At Blue Aloes, the place of the dead was hidden far from the haunts of the living, but the narrow, uncertain path led to it at last—a bare, sun-bleached spot, secluded but unshaded by a gaudy-blossomed hedge of cactus. A straight, single line of graves, less than a dozen in number, lay blistering in the sunshine. Some were marked with slabs of lime-worn [Transcriber's note: time-worn?] stone, upon whose faded lettering little green rock-lizards were disporting themselves. The last two in the line had white marble crosses at their heads, each bearing a name in black letters, and a date. The preceding one, too, was fairly new, with the earth heaped in still unbroken lumps upon it, but it bore no distinguishing mark of any kind. Death appeared to have been fairly busy in recent times at Blue Aloes. The date on the end grave was no older than six months.

Little Bernard Quentin van Cannan lay there, sleeping too soon at the age of three and a half. Roddy pronounced his brief but sufficiently eloquent epitaph.

"He was Coral's twin. A tarantula bit him—one of the awful big poisonous ones out of the aloe hedge."

The next cross registered the resting-place of Carol Quentin van Cannan—drowned a year back, at the age of nine. Christine's sad gaze travelled to the third and unmarked mound.

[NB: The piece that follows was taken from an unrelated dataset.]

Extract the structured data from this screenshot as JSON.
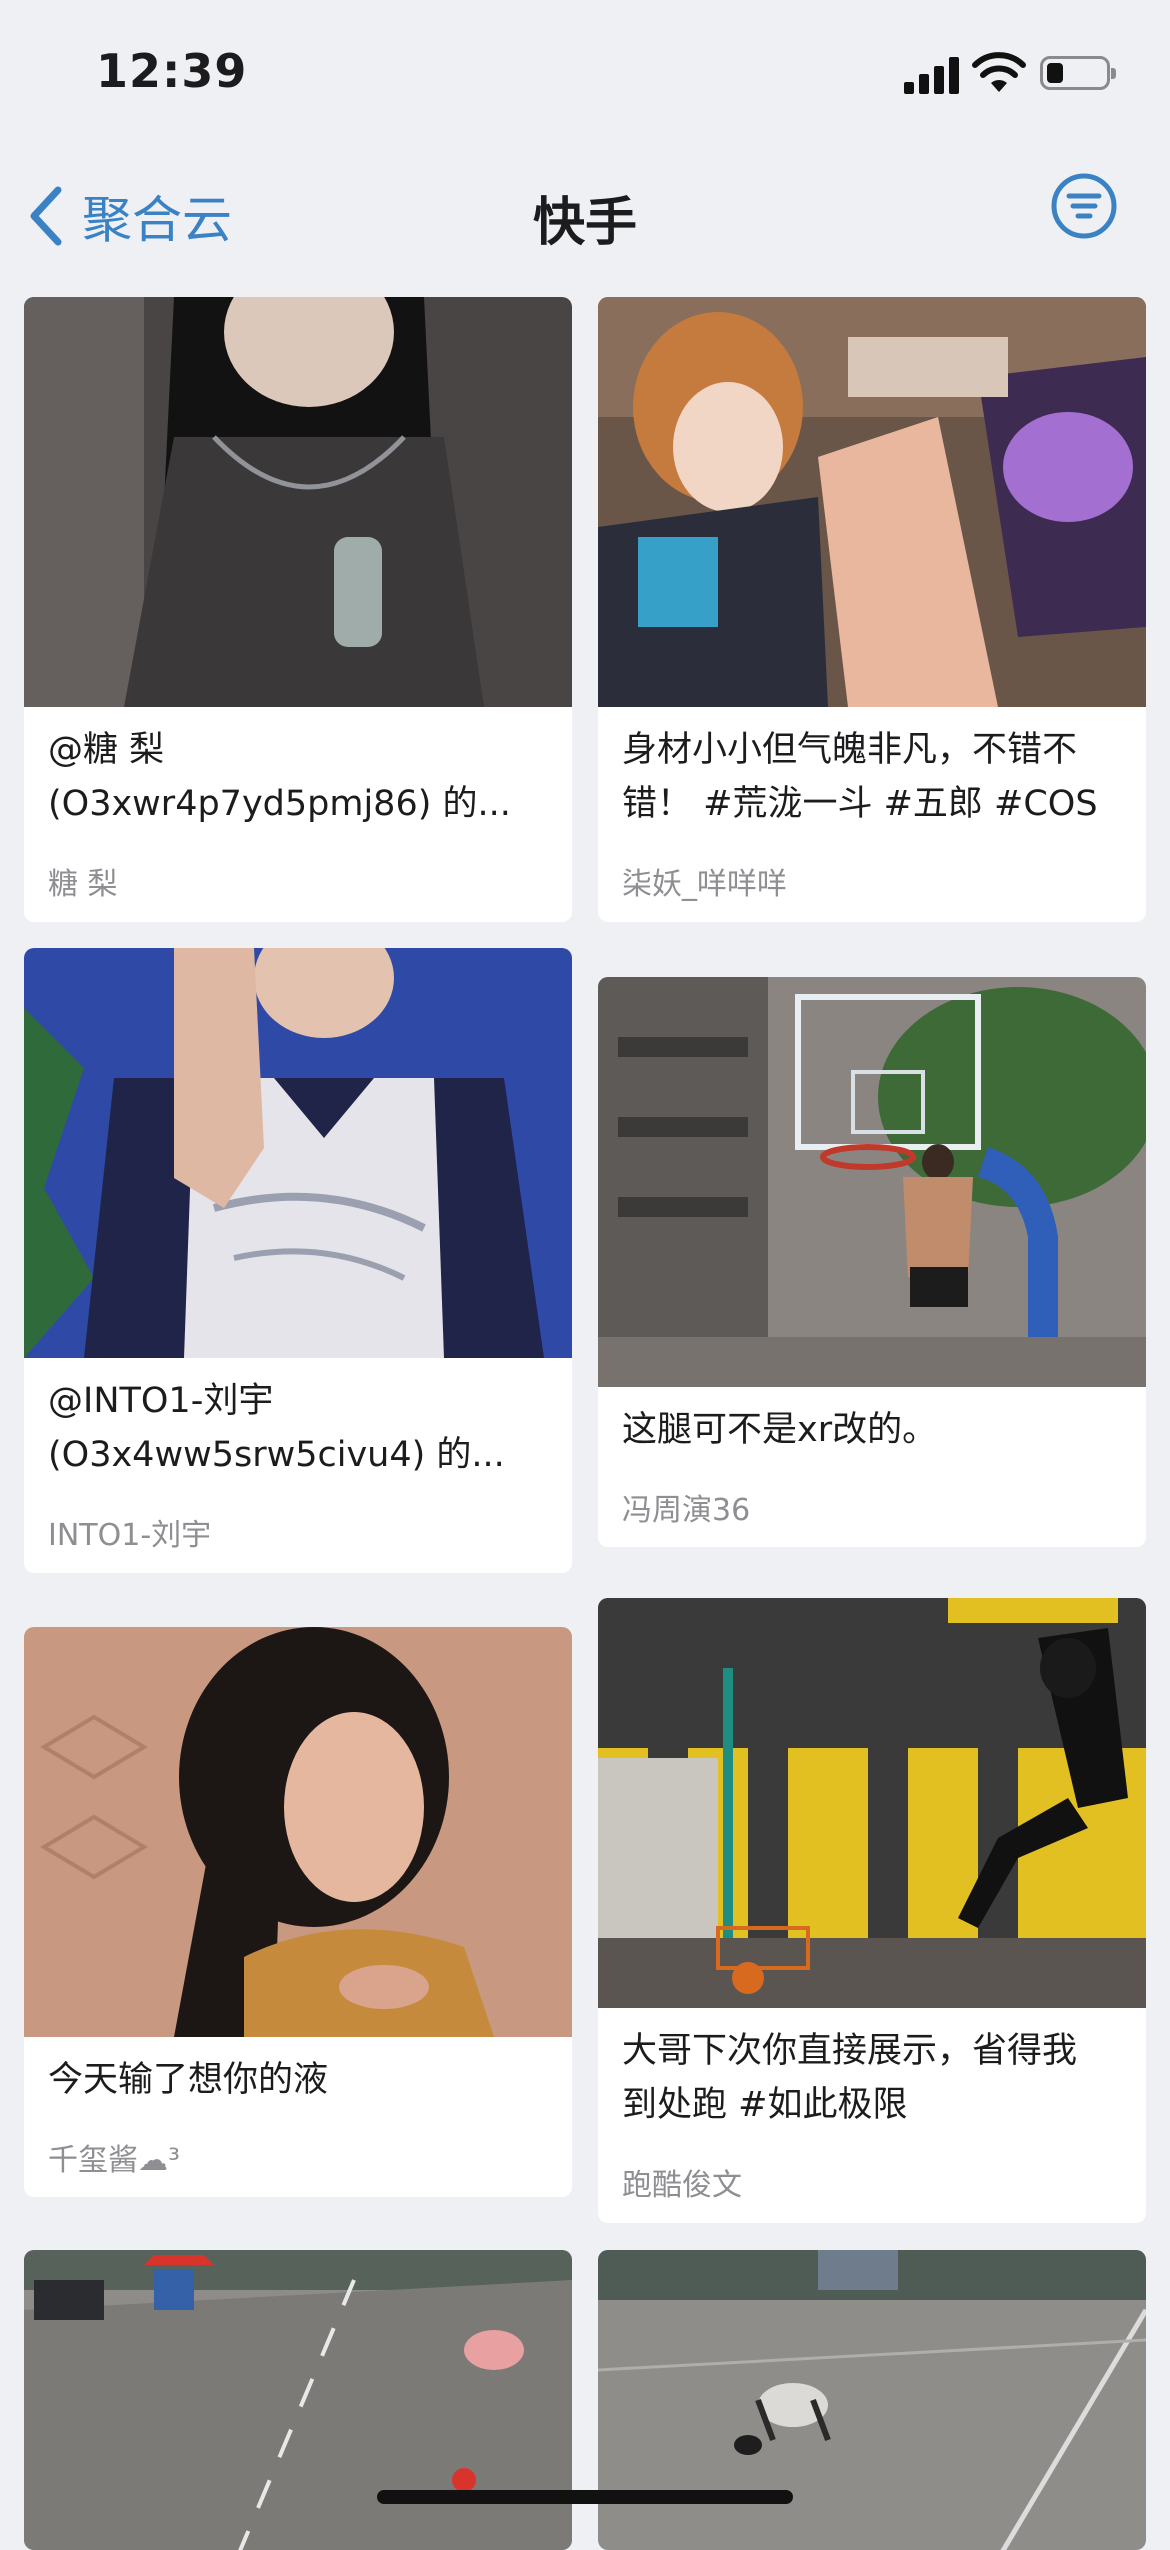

"Is that Sophy's grave?" she asked softly, for shrivelling on the lumps of earth lay a bunch of poppies that she had seen Roddy gathering the day before, and now remembered wondering where he had disappeared to afterward. Roddy did not answer. He was staring before him with manful eyes that winked rapidly but shed no tears. His lips were pursed up as if to whistle, yet made no sound. At the sight of him and the withered poppies in the place where never a flower of memory blossomed, hot tears surged to the girl's eyes. It was wistful to think of a child remembering when all others forgot.

"No one ever comes here but me," he said, at last.

Christine got rid of her tears by turning her back on him and pressing them away with her fingers, for she knew that emotion embarrasses and pains children, and she wanted to help this small, brave man, not hurt him.

"You and I will come here often, Roddy. We will turn it into a garden, and make it blossom like the rose—shall we?"

"Yes, yes!" he cried eagerly. "'Blossom like the rose'—that comes out of the Bible! I have heard daddy read it. But we must not talk about it to mamma. It makes her too sad to come here, or even talk about it. Mamma doesn't like sad things."

Suddenly, the strange quietude of the place was invaded by the sound of voices. They were far-off voices, but both the girl and the child started as though caught in some forbidden act, and instinctively took hands. A moment later they were hurrying away from the lonely spot, back by the way they had come. Half-way home they came upon Richard Saltire and the squad of Kafirs who carried his implements and liquids. Theirs were the voices that had been heard. Work had begun on the territory so thickly sewn with prickly-pears that lay between farm and cemetery.